Washington Square – Henry James (1880)

Et si nous parlions d’Henry James ?

Dans ce texte, Henry James dresse le portrait d’une famille au coeur de la haute société.

Dans tout New-York, la réputation du Docteur Sloper est indéniable. Brillant médecin, il a étoffé sa clientèle et a acquis une grande fortune. Il jette un regard intraitable sur sa fille Catherine. Elle ne correspond pas à ses attentes. Il la juge sans grande beauté, inconsistance et peu intelligente.

Lors d’un bal, l’effacée Catherine rencontre Morris Townsend, un beau jeune homme aux charmes indéniables, à l’esprit vif et au verbe haut. Dès leur premier rencontre, Morris semble épris de Catherine et commence à lui faire une cour ardente sous l’oeil vigilant de son père. Compte tenu du peu de qualités qu’il attribue à sa fille, le Docteur Sloper se méfie de cet homme qui perçoit vite comme un simple coureur de dot. Ce prétendant assidu qui a littéralement fait chavirer le coeur de Catherine est-il sincère ?

Si le fil narratif reste convenu, la psychologie des personnages est travaillée durant tout le roman et j’ai aimé le cynisme et le ton de cette oeuvre ! Cette lecture reste une belle découverte de la plume élégante d’Henry James.

Ma note

Note : 3.5 sur 5.

Citation

« Elle était romanesque, sentimentale, et folle de petits secrets et de mystères – passion bien innocente, car jusque-là ses secrets lui avaient servi à peu près autant que des bulles de savon. Elle ne disait pas non plus toujours la vérité ; mais cela non plus n’avait pas grande importance, car elle n’avait jamais eu rien à cacher. Elle aurait rêvé d’avoir un amoureux et de correspondre avec lui sous un faux nom par le canal d’une poste privée ; je m’empresse de dire que son imagination ne s’aventurait jamais vers des réalités plus précises »

Brisure à senestre – Vladimir Nabokov (1947)

Et si nous parlions d’un philosophe soumis à la toute puissance d’un régime ?

Eminent professeur de philosophie, Adam Krug est un homme reconnu. A la mort de sa femme, il reste seul avec son jeune fils, David. Face à un état tyrannique, il refuse d’obéir au nouveau régime incarné par Paduk, un de ses anciens camarade de classe. La doctrine de cet état appelée ekwilisme met en exergue la normalité des êtres humains et rejette tout mouvement individuel.

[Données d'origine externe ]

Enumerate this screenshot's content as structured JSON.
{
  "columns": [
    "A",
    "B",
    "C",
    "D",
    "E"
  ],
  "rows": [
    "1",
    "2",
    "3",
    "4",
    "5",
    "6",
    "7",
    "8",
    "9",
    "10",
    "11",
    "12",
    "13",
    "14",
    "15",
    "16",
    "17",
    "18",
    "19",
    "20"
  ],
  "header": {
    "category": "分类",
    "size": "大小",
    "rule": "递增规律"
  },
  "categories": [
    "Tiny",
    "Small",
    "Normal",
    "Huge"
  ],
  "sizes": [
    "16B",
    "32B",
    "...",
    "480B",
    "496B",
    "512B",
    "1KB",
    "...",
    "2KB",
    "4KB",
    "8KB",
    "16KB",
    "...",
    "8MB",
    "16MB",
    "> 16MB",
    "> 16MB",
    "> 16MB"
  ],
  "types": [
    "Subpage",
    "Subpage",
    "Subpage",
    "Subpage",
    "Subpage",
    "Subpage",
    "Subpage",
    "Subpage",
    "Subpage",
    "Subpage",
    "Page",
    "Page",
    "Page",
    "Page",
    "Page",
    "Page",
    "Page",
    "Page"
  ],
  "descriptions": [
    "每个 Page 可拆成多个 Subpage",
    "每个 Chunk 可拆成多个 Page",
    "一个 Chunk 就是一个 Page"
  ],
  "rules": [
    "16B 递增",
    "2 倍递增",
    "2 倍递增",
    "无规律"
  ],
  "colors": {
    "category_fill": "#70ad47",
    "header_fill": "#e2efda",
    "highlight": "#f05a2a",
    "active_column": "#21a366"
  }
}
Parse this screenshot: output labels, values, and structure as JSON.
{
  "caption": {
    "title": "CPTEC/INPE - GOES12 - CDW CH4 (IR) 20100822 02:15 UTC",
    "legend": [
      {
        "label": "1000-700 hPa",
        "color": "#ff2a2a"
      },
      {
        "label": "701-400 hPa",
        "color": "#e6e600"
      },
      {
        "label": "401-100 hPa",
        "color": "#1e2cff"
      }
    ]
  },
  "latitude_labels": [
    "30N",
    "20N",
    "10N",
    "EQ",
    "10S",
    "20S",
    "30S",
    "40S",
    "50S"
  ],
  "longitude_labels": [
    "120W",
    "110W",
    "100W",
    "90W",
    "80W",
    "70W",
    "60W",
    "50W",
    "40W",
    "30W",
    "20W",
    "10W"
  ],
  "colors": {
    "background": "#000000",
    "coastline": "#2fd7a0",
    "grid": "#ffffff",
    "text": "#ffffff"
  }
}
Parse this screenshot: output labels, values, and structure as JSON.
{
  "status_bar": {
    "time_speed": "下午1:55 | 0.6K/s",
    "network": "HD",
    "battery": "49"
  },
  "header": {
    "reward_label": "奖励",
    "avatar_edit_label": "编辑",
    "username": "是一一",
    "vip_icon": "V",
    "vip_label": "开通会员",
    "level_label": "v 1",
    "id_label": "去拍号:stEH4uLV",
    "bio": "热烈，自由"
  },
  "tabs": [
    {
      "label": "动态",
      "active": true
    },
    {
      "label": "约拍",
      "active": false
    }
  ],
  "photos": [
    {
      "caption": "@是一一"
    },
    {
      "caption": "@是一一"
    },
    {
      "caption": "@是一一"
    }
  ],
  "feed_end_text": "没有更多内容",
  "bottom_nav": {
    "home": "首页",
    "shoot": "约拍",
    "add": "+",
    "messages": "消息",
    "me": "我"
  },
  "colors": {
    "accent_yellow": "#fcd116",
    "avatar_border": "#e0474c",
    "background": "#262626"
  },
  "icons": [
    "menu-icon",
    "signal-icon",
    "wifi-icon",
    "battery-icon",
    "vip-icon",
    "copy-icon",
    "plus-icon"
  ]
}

Face à l’opposition du professeur, les pressions du régime se multiplient. Ses amis sont arrêtés et l’étau se resserre autour de lui. Adam pourra-t-il être épargné ou devra-t-il vendre son âme au tyran ?

Ce roman dystopique n’est pas sans rappeler le régime bolchévique ou fasciste de l’époque. J’ai apprécié la force de la plume de Nabokov, son cynisme et l’absurdité de son propos. L’angoisse monte tout au long du roman jusqu’à la scène finale où l’absurdité de l’horreur tend à devenir une sinistre farce. Si j’ai trouvé ce récit, entrecoupé d’anagrammes et de mots d’esprits, complexe, il m’a cependant beaucoup marquée.

Ma note :

Note : 3.5 sur 5.

Citation :

« Il laissa monter les larmes, non sans éprouver ce léger plaisir que l’on ressent à s’abandonner à cette pression tiède ; mais l’impression de soulagement fut de courte durée, car dès qu’il les laissa couler elles se firent si abondantes, si atrocement brûlantes que sa vue s’en trouva brouillée et sa respiration altérée ».

Un amour noir – Joyce Carol Oates (1993)

Et si nous découvrions un amour interdit ?

Carla est une femme sauvage, fille de paysans pauvres, ses cheveux roux et son animalité troublent les habitants de la petite vallée de Chautauqua aux Etats-Unis.

Malgré sa différence, elle s’est résignée à un mariage sans amour. De cette union est née plusieurs enfants. Elle ne s’est jamais véritablement occupée d’eux et semble passer à côté de sa vie. Pourtant, son esprit indomptable ne demande qu’à éclore. Quand elle croise le regard d’un homme noir son coeur bascule. Jusqu’où cette passion interdite va-t-elle l’emporter ?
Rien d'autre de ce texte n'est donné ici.